For this reason I keep the introduction to this topic very short. I just want to say some words on the FourCC notation, which was developed to
identify data formats and is widely used to access AVI video codecs. The OpenCV
macro CV_FOURCC
provides this functionality and takes a four character code that denotes a particular codec
(e.g., CV_FOURCC(’D’,’I’,’V’,’X’)
) . A prerequisite for applying
CV_FOURCC
successfully is, of course, that the corresponding video codec is installed on the machine you are using.
Using the code
- Capture video file by invoking
this->Get_Video_from_File(char* file_name);
- Invoke
Video_OP::Write_Video(int from, int to, char* path);
(see code below). - Create a video writer by invoking
cvCreateVideoWriter(path, CV_FOURCC(’M’,’J’,’P’,’G’);
- Set up loop to process successive frames (or images) of video file.
- Grab frames by calling
cvQueryFrame(CvCapture*);
- Add frames (=images) to video file by calling
cvWriteFrame(CvVideoWriter *,IplImage*);
- Define delay of presentation by using
cvWaitKey(int);
(here: for demonstration purposes only)
void Video_OP::Write_Video(int from, int to, char* path)
{
this->my_on_off = true;
int key =0;
int frame_counter = from;
int fps = this->Get_Frame_Rate();
cvNamedWindow( "write to avi", CV_WINDOW_AUTOSIZE );
this->Go_to_Frame(from);
int frame_counter = from;
CvVideoWriter *video_writer = cvCreateVideoWriter(path,
CV_FOURCC('M','J','P','G'),fps,size);
while(this->my_on_off == true && frame_counter <= to)
{
this->my_grabbed_frame = cvQueryFrame(this->my_p_capture);
if( !this->my_grabbed_frame ) break;
cvWriteFrame(video_writer,my_grabbed_frame);
cvShowImage( "write to avi" ,my_grabbed_frame);
frame_counter++;
key = cvWaitKey(1000 /fps);
if (key == ’q’) break;
}
cvReleaseCapture( &my_p_capture );
cvDestroyWindow( "write to avi");
cvReleaseVideoWriter(&video_writer);
}
...
Additional points of interest
Most of the methods and operations that have been introduced here can be used in combination. This means that
image operations that will be performed on the first frame of a video file can be confined to the region that has been selected with the mouse. In addition,
these manipulations will be applied to all frames of a video if you click on the button ‘GO’ of the program’s main window.

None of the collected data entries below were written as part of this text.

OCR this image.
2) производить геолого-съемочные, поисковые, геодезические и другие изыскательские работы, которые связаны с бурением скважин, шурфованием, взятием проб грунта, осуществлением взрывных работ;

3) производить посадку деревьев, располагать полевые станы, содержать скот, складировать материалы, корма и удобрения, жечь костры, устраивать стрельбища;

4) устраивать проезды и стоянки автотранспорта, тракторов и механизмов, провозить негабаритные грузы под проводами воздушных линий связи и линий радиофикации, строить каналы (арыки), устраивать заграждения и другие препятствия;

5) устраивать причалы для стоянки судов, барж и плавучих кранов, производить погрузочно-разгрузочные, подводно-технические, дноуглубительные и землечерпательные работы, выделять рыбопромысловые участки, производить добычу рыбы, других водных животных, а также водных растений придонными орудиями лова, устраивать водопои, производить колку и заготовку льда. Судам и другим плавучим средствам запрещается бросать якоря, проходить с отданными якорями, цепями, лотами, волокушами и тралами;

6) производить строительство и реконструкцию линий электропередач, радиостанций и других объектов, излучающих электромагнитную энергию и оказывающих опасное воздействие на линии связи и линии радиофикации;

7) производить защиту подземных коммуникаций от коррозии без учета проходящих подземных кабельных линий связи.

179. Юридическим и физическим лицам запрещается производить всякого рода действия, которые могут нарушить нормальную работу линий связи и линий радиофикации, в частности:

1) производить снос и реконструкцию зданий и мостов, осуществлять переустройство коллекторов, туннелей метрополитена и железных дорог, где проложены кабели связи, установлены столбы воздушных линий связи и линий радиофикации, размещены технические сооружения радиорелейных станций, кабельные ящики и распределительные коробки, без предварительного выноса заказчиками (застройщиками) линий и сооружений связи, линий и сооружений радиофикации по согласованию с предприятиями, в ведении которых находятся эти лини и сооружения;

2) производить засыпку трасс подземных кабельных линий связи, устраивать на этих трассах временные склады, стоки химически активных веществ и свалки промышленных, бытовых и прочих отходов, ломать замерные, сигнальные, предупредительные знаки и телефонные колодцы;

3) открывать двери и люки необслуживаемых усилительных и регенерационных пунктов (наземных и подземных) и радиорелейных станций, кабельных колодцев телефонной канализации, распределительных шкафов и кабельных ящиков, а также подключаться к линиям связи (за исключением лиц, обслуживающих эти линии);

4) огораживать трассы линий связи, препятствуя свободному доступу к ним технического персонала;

There are methods in the source code files that have not been discussed here. For example, the
Video_OP
class contains a method that turns
a movie into single images and a method that does quite the opposite, namely turning single images into a movie. If you try to do the latter you also find
some code that demonstrates how to retrieve the files of a folder by invoking the Win32 API functions
FindFirstFile()
and FindNextFile()
.
OpenCV offers its own code to create a trackbar (or a slider) and to set up a message handler for it. I preferred to use the Win32 GUI trackbars
instead, because it seemed more convenient to me. Still, you find some code in the source code files that shows how to use OpenCV’s
own trackbar control. As a side issue the program and its source code files also demonstrate how buttons, sliders, textfields, and option buttons can be placed onto a window
and used in a Win32 program.
There is no guarantee that the presented code is bug-free (and not all exceptions are handled), but I hope it is helpful for somebody who is looking for guidance on the topics discussed here.